L’ultimo film con Bertolucci fu “Il piccolo Buddha”. Secondo lei avrebbe girato un film su Gesù? 
«Bernardo era molto legato all’esperienza buddista e volle realizzare il film raccontando la storia di Siddharta. Ricordo che mi parlava della Vita di Milarepa. Appresi così che il mistico tibetano lo aveva influenzato nelle sue scelte, ma sono certo che la stessa sensibilità spirituale l’avrebbe potuta manifestare raccontando la vita di Gesù».
Ha recentemente dichiarato che il cinema si è un po’ dimenticato di lei. Che succede?
«Succede che si invecchia. Ho 85 anni, che ci si stanca, che ho problemi seri alla vista, in particolare a un occhio, a causa di un glaucoma. E dopotutto temo di essere considerato un rompiscatole».
Cosa le suscita in questo momento la parola “luce”?
«Sembra quasi una beffa per uno che per tutta la vita si è affidato alla luce, ma so che non è così. Purtroppo ho a lungo trascurato certi segnali e forse non ho seguito come avrei dovuto le prescrizioni e i consigli del medico. Usando spesso nel mio lavoro il dimmer mi arrivava a volte una luce violenta e improvvisa sugli occhi che a lungo andare ha compromesso la vista».
Questo non le ha impedito di scrivere e progettare un nuovo film.
A proposito, molti registi si sono cimentati sulla figura di Gesù. Chi le piace? Chi non le piace?

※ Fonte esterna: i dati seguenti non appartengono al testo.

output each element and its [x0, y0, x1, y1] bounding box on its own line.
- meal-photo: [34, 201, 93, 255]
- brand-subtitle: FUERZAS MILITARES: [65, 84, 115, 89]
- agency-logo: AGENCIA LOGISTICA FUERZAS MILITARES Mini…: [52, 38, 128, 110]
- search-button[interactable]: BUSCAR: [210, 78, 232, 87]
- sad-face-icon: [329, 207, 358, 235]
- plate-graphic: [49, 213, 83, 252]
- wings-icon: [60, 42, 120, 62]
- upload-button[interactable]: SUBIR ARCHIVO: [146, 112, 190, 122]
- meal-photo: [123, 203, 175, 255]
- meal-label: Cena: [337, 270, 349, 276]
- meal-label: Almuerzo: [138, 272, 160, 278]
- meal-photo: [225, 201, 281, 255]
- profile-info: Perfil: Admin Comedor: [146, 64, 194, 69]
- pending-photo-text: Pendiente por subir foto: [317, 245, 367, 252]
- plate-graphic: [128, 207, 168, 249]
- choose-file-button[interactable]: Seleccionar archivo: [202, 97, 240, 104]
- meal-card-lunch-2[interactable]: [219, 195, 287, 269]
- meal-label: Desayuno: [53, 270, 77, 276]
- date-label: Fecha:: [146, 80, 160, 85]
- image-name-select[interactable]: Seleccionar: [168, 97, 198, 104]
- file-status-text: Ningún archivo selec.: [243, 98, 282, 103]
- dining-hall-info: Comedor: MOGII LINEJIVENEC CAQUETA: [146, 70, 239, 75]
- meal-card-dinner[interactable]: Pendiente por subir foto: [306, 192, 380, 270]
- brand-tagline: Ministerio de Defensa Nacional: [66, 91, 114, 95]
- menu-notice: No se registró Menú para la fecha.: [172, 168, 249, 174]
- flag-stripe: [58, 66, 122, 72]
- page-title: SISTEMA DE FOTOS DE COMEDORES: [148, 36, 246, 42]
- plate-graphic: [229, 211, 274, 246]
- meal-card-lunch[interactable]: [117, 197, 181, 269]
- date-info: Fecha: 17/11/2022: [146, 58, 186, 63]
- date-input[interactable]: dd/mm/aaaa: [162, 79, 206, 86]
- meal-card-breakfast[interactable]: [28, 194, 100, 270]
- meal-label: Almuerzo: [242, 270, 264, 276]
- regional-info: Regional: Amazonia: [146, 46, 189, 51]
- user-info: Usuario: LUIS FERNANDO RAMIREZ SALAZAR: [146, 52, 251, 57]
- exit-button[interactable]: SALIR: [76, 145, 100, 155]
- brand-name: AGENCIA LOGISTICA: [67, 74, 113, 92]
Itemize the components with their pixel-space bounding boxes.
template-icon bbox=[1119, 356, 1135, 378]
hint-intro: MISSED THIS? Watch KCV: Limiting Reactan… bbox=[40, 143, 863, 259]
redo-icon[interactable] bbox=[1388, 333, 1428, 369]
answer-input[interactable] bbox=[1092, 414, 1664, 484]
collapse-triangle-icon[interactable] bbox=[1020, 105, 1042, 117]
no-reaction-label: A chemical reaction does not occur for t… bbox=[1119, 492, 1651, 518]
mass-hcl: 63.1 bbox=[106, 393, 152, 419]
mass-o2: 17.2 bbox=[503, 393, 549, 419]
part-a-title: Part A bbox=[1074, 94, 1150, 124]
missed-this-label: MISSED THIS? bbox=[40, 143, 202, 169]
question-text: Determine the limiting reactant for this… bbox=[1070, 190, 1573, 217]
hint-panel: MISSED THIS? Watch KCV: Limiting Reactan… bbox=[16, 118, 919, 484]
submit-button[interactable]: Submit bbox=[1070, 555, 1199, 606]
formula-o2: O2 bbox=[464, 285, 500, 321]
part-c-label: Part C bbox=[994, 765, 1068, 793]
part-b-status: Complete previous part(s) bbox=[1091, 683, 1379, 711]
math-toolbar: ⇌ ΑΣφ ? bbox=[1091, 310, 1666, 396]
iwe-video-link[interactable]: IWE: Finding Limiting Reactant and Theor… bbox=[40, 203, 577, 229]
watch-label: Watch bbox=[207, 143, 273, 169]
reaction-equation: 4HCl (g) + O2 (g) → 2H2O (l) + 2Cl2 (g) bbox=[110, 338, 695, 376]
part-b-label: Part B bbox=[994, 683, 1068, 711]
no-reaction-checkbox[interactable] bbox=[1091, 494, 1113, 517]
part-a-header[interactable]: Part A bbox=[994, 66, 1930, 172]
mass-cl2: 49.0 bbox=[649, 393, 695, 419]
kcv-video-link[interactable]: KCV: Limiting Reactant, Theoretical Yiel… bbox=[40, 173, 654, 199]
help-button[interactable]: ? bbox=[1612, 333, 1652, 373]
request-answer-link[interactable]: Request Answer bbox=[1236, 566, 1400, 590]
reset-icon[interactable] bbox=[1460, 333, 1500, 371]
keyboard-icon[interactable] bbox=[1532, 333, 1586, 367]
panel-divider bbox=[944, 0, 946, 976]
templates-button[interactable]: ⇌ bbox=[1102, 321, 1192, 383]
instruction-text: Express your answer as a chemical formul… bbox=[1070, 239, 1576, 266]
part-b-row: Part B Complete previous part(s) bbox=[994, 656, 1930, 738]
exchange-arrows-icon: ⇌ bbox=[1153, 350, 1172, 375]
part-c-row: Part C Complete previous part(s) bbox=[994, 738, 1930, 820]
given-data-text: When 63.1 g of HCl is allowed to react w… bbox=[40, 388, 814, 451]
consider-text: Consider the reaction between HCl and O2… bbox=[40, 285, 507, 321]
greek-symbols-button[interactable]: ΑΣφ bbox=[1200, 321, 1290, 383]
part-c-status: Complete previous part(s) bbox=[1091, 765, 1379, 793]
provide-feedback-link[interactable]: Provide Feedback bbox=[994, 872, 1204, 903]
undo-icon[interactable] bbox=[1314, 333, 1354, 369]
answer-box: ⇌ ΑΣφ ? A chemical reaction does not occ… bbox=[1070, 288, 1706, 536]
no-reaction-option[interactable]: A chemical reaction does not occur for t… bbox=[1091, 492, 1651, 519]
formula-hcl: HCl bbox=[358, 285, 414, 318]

«Ho trovato straordinariamente intenso Il Vangelo secondo Matteo di Pasolini, un film di rara purezza. Il mio preferito resta il Gesù di Zeffirelli che ha saputo tenere insieme il racconto popolare con l’eleganza formale, mentre ho detestato il film di Mel Gibson».
A chi affiderebbe la regia del suo “Gesù”?
«C’è già un’intesa con Rashid Benhadj, lo considero perfettamente adatto per l’impresa che ci siamo prefissi».
Visto che siamo in tono, lo vedrebbe come un miracolo di Natale?
«Sono il figlio di un proiezionista che lavorava alla Lux, quindi fin da bambino la luce mi ha accompagnato, come sogno prima e come possibilità di rimodellare alla mia maniera il mondo poi. So che potrei ancora riuscirci».
Anche Woody Allen si lamentava che in America non lo fanno più lavorare.
«È triste, ma in compenso l’Europa e in particolare l’Italia lo hanno adottato».
Allen ha compiuto da poco 90 anni. Gli ha fatto gli auguri?
«No, lui è una persona schiva che non ama i complimenti. Un po’ come me. Siamo due timidi sopravvissuti al successo».